To solve the problem of “away from farming” but not “away from home”, according to Lam, the Mekong Delta must attract businesses and investors, “but the premise for this is to invest in infrastructure, then the investors would come”.

Dong Van Thanh, chairman of the People’s Committee of Hau Giang Province, at the announcement of the annual Mekong Delta Economic Report in 2022, said that because the region cannot create jobs, people are forced to go to HCMC, Binh Duong, and Dong Nai to look for job opportunities. He said, “Clearly, over the years, the number of businesses moving to the Mekong Delta is meagre, except for Long An, and not enough to solve the employment issue for workers.”

According to Thanh, in the current context, the Mekong Delta region has favorable conditions to attract investors, including increasingly improved transport infrastructure, large investment incentives with low labor costs, and rent. “However, the problem is ensuring high-quality human resources to meet the needs of businesses,” he said.

According to Lam, this is a problem that requires long-term decisions and programs.

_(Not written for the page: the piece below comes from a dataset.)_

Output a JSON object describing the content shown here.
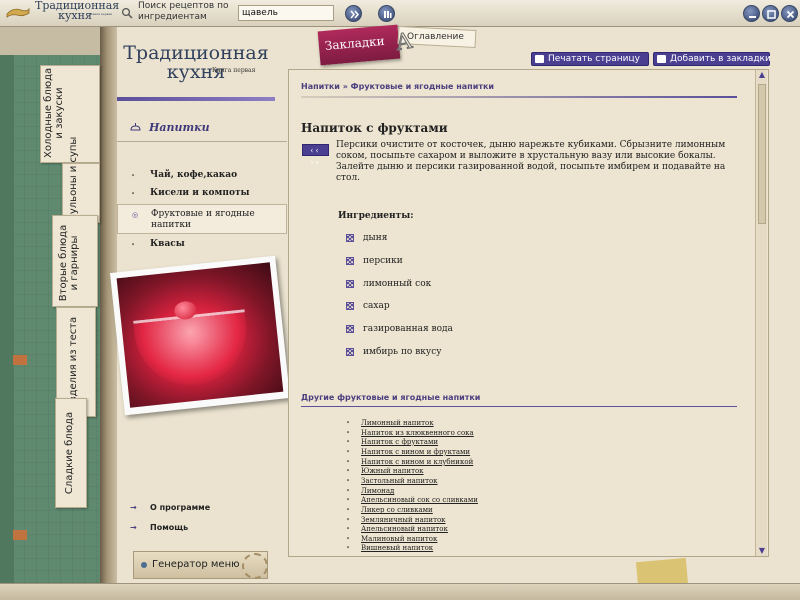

There are 10 out of 13 provinces in the Mekong Delta currently at the bottom of the national list in terms of the ratio of trained workers to the total number of people of working age.

The director of VCCI Can Tho branch emphasized that this is the story between “have and gain”, which means investors often require a skilled workforce as a condition for investment, but if this workforce is trained and investors do not appear, the story remains unresolved.

“I think the local government must have a strategy shape labor training according to a number of potential industries compatible with the recruitment needs of investors, and when investors come, the supply and demand in labor will continue to be resolved,” said Lam.

Once the industrial and service sectors in the Mekong Delta develop at a higher proportion, the number of jobs in this region would also increase, the workers of the Mekong Delta, even though they are “away from farming”, won’t have to be “away from home” or go to the southeast region but can find a job, settle down and have a good career right here.